A partir de abril de 2022, uma hepatite misteriosa começou a atormentar pais e profissionais de saúde em 35 países — são mais de mil casos desde então, sendo alguns deles no Brasil. No início, surgiram hipóteses de que a doença sem causa aparente poderia estar ligada à COVID-19 — à época, as crianças eram a faixa com menor índice de cobertura contra o Sars-CoV-2. No entanto, três pesquisas divulgadas ontem na revista Nature mostram que a hepatite pediátrica pode estar ligada à infecção por um vírus muito comum na infância, o adeno-associado 2 (AAV2).
Esse micro-organismo é conhecido por se replicar no fígado, mas não por causar hepatite.
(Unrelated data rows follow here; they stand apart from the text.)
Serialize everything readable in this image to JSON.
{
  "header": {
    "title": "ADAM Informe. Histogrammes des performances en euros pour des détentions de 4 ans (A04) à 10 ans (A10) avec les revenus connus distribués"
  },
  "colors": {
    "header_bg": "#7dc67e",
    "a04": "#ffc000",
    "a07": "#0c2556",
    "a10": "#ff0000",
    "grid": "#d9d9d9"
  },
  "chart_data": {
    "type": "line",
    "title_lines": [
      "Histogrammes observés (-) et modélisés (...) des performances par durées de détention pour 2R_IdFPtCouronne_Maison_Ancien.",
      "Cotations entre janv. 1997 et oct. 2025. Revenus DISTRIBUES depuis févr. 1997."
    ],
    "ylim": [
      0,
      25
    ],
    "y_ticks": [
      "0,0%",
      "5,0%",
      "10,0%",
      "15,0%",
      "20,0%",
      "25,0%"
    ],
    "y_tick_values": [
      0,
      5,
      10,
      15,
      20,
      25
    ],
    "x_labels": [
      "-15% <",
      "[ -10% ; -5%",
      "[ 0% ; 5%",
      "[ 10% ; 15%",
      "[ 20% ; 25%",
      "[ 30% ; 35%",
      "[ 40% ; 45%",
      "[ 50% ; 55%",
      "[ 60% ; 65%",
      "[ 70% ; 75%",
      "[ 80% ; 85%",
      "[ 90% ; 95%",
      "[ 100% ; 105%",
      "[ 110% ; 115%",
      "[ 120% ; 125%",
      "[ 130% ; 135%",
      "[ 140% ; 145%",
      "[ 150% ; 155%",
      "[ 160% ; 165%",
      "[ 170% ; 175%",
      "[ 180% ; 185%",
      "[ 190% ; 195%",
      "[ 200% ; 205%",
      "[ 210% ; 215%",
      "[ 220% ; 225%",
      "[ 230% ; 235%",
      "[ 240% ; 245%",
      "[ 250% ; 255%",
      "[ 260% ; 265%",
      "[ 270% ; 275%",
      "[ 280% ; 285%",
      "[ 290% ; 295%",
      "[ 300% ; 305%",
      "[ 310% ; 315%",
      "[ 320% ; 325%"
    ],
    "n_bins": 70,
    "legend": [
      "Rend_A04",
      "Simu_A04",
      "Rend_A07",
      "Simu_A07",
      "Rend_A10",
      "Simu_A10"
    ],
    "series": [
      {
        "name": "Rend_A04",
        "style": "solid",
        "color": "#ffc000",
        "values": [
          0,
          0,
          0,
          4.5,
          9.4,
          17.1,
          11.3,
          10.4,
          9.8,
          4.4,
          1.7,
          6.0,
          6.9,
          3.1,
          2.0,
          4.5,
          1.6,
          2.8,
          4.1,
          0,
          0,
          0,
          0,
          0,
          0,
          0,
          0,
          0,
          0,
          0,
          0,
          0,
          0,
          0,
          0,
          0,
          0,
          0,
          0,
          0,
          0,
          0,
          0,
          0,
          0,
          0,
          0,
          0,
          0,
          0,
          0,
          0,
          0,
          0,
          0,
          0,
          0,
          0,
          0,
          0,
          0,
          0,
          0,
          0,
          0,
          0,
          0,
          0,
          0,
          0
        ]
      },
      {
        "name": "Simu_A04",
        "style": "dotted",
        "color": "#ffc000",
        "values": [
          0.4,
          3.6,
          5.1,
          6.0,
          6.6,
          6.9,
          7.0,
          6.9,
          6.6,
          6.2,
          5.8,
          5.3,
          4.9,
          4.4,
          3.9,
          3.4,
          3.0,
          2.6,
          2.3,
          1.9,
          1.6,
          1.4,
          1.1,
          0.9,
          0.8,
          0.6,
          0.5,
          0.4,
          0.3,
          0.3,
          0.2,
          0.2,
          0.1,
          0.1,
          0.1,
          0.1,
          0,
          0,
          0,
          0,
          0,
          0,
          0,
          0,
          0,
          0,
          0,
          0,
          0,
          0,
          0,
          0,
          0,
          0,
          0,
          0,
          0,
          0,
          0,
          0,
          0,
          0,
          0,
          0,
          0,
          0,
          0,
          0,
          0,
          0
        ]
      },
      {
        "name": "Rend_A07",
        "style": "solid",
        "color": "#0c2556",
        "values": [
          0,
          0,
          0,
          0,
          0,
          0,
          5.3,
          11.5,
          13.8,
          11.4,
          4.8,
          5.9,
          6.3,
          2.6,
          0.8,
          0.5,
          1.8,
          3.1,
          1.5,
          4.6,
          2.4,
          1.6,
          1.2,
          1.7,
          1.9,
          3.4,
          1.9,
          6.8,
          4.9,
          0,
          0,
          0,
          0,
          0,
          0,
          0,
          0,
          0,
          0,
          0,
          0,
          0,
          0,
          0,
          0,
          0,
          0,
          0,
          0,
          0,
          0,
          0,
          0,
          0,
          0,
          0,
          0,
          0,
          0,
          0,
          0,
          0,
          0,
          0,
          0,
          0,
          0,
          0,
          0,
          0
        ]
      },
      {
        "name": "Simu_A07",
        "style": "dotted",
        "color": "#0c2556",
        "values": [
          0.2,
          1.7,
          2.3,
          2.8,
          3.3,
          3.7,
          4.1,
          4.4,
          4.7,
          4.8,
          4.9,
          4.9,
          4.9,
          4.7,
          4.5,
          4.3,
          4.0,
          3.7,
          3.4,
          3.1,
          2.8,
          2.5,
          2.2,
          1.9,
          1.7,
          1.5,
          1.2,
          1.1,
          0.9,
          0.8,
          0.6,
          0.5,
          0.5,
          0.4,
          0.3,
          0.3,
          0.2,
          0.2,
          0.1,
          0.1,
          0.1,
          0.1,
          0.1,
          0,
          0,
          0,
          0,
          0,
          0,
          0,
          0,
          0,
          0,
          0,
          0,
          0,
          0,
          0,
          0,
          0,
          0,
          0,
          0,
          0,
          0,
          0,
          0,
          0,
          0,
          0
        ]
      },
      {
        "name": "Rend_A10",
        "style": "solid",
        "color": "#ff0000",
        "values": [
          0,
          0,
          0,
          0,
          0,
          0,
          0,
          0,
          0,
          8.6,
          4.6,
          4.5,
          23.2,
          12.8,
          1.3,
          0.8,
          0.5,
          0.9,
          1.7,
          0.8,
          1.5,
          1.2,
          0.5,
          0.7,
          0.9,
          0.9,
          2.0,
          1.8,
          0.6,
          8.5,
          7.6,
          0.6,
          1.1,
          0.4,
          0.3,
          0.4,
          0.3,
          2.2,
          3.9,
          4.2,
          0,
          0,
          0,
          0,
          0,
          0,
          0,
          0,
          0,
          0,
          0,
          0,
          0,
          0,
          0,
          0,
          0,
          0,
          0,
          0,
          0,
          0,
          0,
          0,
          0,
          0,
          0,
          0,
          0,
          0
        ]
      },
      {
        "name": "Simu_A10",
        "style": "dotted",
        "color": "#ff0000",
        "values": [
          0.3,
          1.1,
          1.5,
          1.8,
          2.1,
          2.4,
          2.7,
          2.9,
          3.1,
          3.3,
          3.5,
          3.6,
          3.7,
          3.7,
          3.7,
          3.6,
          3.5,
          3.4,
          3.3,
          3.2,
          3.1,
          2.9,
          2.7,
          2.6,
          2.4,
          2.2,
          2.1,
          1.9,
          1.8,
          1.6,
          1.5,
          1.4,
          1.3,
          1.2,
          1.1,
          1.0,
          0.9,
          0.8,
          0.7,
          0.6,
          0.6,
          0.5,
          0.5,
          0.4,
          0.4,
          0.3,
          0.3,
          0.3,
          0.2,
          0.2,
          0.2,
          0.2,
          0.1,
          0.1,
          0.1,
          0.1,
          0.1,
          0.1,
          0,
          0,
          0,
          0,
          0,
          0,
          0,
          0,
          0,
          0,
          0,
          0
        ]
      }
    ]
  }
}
Além disso, ele não consegue se multiplicar sem um auxiliar. "O adeno-associado é um parvovírus que depende de vírus helper para que ocorra infecção produtiva. São descritos 12 tipos, sendo que os tipos 2, 3, 5 e 9 infectam seres humanos", explica Natália Trevizoli, hepatologista do Hospital Brasília.
Dessa forma, sozinho, o AAV2 não é capaz de causar a hepatite grave. Apesar de os artigos o ligarem aos casos da doença misteriosa em crianças, o papel exato do vírus ainda precisa ser esclarecido. O que parece estar descartada é a ligação com o novo coronavírus.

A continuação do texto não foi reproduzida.